À época que publicou esse estranho poeminha, na Revista de Antropofagia, não faltaram críticas, sobretudo pessoais, em cima do tímido poeta municipal. Xingaram-no disto e daquilo: “obra de débil mental”, “um monumento à imbecilidade”, e nem sua pobre mãe, dona Augusta Drummond, saiu ilesa da fúria que se apossou da língua e da pena dos poetas parnasianos. Hoje, tempos mais amenos, com Drummond já consagrado, não faltam nesta república almas pedantes que defendam com unhas e dentes o poema, encontrando nele um milhão de significados disparatados, indo além, muito além daquilo que seus versos sugeriam; no final das contas o que presenciamos hoje é uma verdadeira aventura astronômica no campo da teoria literária.

Os achados são coisas do tipo: “a pedra no meio do caminho é um irresoluto problema ontológico-existencial de ordem metafísica que assaltou o poeta num determinado momento de sua vida...”, “a pedra é um amor não realizado”, “a pedra é isso, a pedra é aquilo...” Paciência!... Quantos séculos serão necessários para que os homens se conformem com a idéia de que aquela pedra não passa de uma pedra, uma pedra-pedra?

Mas como em tudo nesse mundo há controvérsias, nesse caso não poderia ser diferente.

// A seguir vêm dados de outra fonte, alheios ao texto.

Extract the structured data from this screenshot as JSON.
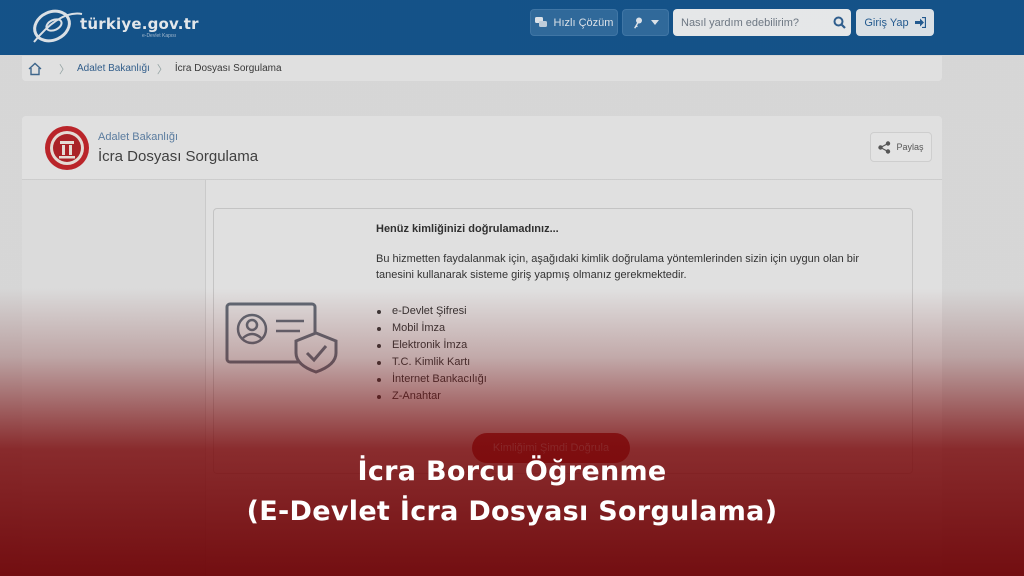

Stéphane Mallarmé, por exemplo, diria que essa pedra nem pedra é. Aliás, que a pedra do poema é uma coisa e a pedra que designamos é uma coisa totalmente diferente. É famosa sua indagação: “que flor jamais poderá ser encontrada dentro de um vaso?” Resposta: a flor do poema, que aí se encontra transfigurada em linguagem, matéria gráfica e sonora, descartando o seu sentido denotativo, isto é, que indica um determinado objeto. Mallarmé poderia dizer o mesmo sobre a pedra, que na poesia de Drummond aparece de maneira repetitiva e monótona, de maneira a irritar qualquer leitor nos domínios de sua saúde mental e emocional.

À segunda pergunta, Lívia não hesita; em vez de procurar enumerar uma infinidade de estilos musicais que gosta, responde logo na lata: “Gosto de MPB”. Dessa maneira julga encerrar qualquer conversa chata com uma única resposta.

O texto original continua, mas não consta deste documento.